Basically, you have to spend a lot of time with that manuscript. And I had never thought about this when I'd queried before, but (at least in my case) I think you have to actively WANT to debut with the novel you're submitting. I know this probably sounds ridiculous, very duh-like. I promise, I'm not trying to state the obvious. Because for a long time this was not obvious to me.
The interesting thing is, I've never really thought "oh wow, I WANT to debut with this novel I wrote, this book is totally ME as a writer!" (at least, not until recently.) I finished whatever novel, then queried because it was the next step and a good way of actively pursuing my goal of being published. And I obviously liked what I had written or I would not have queried it--I don't mean to make it sound like I was ever blasé about querying. Blasé is the last thing I ever was. But I didn't deeply consider what any of my old novels would say about me or my ability as a writer or even what kind of stuff people could continue to expect from me if I debuted with one of those stories. Intellectually I knew it, of course. But I didn't feel it.
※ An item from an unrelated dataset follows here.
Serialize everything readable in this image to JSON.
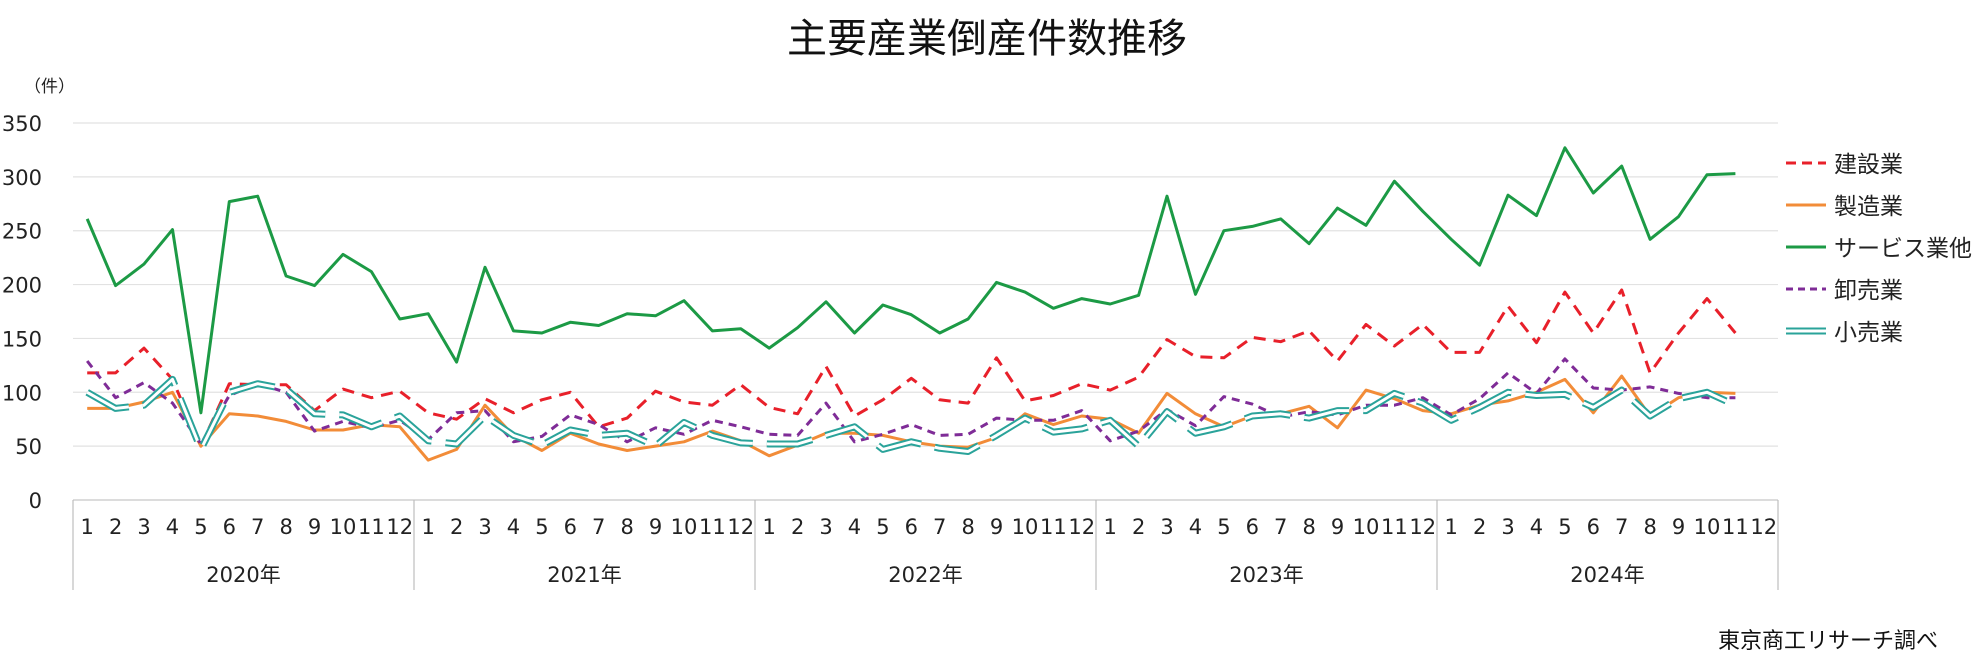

I didn't FEEL it until I wrote a manuscript during Camp NaNo in August and a lot of realizations fell into my lap.
So all my unpublished, unagented friends: we are in an advantageous spot. I know it doesn't always feel like it (oh, do I know) but we are still all potential, and that is a great place to be. We haven't yet defined ourselves by a manuscript. We still get to think of exactly what we want to say about ourselves as writers. And we have time to do it. We have time to write new stories and revise them, and query or not query, and go back and revise again. We can learn about ourselves in the quiet of not having a deadline or professional revisions to work on. This is a place that, once we leave it, we can't return to. We are lucky to be here.
I don't know what will happen with this manuscript I want to query before 2012 is halfway over. (I WILL do it. I will!) But I do know this: at the time of querying, in terms of everything from the plot to each individual word choice, it will be the novel I absolutely want to debut with. (Even if it ends up not being.) Because that's how I'll really know I'm ready.